Offener Brief an Kardinal Lehmann

Bezug:Fairness auch für den Papst - Zur Kritik an seinem Jesus-Buch - Gastkommentar von Kardinal Lehmann für die Mainzer Kirchenzeitung "Glaube und Leben" im Juni 2007

Sehr geehrter Herr Kardinal,

in einem Gastkommentar für die Juni-Ausgabe der Mainzer Kirchenzeitung "Glaube und Leben" haben Sie meine Kritik des Jesusbuches von Benedikt XVI. in Spiegel-Online vom 26. April 2007 als nicht seriöse, abseitige Wortmeldung eingestuft. Leider begründen Sie diesen schweren Vorwurf inhaltlich mit keinem Wort und nennen auch nicht die in dem Essay angeführten Argumente gegen den wissenschaftlichen Wert des päpstlichen Opus. Daher fasse ich meine Einwände noch einmal in zwei Punkten zusammen:

Erstens. Der Papst versieht sein Werk mit einem falschen Etikett. Die durch das Vorwort geweckte Erwartung, dass er vernünftige Gründe für die Einheit von historischem Jesus und verkündigtem Christus vorlegt, wird bitter enttäuscht. Schlimmer noch, der Papst beschäftigt sich gar nicht ernsthaft mit Jesus von Nazareth als historischer Gestalt, sondern meditiert über weite Strecken des Buches über den "Herrn".

Zweitens. Es geht nicht an, den Evangelien zu trauen und sie als einander historisch ergänzend zu lesen, ohne vorher plausible Argumente gegen den Konsens der Forschung z.B. hinsichtlich der Zwei-Quellen-Theorie - die einem solchen allgemeinen Zutrauen den Riegel vorschiebt - anzuführen. Diese Theorie besagt, dass Matthäus und Lukas unabhängig voneinander sowohl eine Spruchquelle ("Q") als auch das Markusevangelium benutzt haben und keine Augenzeugen sind.

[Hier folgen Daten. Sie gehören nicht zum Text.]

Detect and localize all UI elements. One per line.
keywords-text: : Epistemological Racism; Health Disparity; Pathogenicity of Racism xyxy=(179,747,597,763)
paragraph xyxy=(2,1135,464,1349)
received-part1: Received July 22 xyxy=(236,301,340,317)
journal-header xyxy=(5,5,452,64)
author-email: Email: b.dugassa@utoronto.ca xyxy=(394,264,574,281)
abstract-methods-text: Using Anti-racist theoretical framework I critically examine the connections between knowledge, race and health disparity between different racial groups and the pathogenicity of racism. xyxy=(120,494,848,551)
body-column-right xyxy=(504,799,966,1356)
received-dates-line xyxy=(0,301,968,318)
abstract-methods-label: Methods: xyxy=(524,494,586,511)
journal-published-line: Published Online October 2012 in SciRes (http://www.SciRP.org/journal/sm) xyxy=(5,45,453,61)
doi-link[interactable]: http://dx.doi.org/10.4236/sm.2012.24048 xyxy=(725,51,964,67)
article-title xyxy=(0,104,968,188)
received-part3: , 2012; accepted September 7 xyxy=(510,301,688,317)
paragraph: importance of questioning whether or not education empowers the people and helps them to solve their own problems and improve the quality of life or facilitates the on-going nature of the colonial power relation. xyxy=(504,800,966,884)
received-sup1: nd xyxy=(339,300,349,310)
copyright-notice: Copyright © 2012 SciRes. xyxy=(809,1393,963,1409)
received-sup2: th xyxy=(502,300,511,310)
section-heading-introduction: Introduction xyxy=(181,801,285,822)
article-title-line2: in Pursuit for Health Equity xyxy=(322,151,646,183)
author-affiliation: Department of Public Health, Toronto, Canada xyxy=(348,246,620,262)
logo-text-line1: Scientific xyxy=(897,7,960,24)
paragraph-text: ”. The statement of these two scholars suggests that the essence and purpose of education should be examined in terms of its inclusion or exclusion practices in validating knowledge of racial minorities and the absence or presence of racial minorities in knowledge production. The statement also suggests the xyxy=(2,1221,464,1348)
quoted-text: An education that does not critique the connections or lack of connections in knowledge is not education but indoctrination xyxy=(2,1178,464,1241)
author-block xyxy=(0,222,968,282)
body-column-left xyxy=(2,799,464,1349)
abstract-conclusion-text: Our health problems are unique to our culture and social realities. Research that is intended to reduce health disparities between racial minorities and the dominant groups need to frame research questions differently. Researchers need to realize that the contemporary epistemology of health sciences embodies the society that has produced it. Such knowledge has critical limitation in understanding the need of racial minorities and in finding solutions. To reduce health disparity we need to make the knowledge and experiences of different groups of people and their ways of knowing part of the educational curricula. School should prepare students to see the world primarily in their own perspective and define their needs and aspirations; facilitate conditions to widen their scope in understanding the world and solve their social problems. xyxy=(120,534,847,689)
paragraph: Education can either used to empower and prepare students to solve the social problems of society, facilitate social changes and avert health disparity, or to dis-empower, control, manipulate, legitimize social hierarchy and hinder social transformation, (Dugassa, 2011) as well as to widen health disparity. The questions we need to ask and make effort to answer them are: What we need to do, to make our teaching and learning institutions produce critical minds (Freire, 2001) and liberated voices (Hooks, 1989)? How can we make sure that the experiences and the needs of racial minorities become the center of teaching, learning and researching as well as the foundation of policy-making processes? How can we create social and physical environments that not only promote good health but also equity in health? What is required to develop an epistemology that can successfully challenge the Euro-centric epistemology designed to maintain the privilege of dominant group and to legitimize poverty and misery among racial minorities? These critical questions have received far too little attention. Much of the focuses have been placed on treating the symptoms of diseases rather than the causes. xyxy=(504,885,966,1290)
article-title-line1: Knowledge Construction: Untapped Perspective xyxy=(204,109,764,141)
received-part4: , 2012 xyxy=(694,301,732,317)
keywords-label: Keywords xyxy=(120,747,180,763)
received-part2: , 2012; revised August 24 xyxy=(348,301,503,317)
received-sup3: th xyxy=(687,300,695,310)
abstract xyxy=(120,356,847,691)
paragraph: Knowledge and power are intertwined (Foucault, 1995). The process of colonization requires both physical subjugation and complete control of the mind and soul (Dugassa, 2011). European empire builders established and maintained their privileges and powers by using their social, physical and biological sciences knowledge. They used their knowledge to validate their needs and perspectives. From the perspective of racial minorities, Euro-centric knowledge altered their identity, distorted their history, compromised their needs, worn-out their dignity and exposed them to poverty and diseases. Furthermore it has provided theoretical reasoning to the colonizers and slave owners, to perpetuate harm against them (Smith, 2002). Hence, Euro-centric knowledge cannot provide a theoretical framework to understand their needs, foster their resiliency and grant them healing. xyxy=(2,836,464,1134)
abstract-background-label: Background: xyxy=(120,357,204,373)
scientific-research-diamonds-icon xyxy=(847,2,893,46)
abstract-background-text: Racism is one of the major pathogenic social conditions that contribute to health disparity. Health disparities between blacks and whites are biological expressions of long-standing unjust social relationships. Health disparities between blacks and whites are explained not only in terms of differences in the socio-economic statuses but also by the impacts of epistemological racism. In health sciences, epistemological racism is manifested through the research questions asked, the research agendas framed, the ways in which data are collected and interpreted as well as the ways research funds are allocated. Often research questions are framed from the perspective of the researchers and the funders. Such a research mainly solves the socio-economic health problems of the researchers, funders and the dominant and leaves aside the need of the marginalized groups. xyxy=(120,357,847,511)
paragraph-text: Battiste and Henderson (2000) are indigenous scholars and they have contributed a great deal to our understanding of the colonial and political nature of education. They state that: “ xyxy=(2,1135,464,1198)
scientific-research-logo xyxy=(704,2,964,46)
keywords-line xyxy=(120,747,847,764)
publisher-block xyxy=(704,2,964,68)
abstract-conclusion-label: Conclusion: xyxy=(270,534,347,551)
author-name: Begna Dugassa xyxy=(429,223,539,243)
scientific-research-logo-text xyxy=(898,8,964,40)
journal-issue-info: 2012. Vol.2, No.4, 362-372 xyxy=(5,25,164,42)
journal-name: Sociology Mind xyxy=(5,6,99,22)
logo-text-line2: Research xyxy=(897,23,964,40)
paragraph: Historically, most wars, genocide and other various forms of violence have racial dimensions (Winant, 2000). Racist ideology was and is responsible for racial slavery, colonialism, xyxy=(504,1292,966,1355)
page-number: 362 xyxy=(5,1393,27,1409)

Sie, verehrter Herr Kardinal, haben Fairness für den Papst verlangt. Gewiss, aber dabei darf die Wahrheit nicht auf der Strecke bleiben. Eben darum verdient das neue Werk von Benedikt XVI. aus wissenschaftlicher Sicht nur das Prädikat "Mangelhaft". Ich habe dies in dem von Ihnen gescholtenen Essay in Spiegel-Online begründet und es in meinem demnächst erscheinenden Buch "Das Jesusbild des Papstes" näher ausgeführt.

Göttingen, den 03. Juni 2007

Gerd Lüdemann.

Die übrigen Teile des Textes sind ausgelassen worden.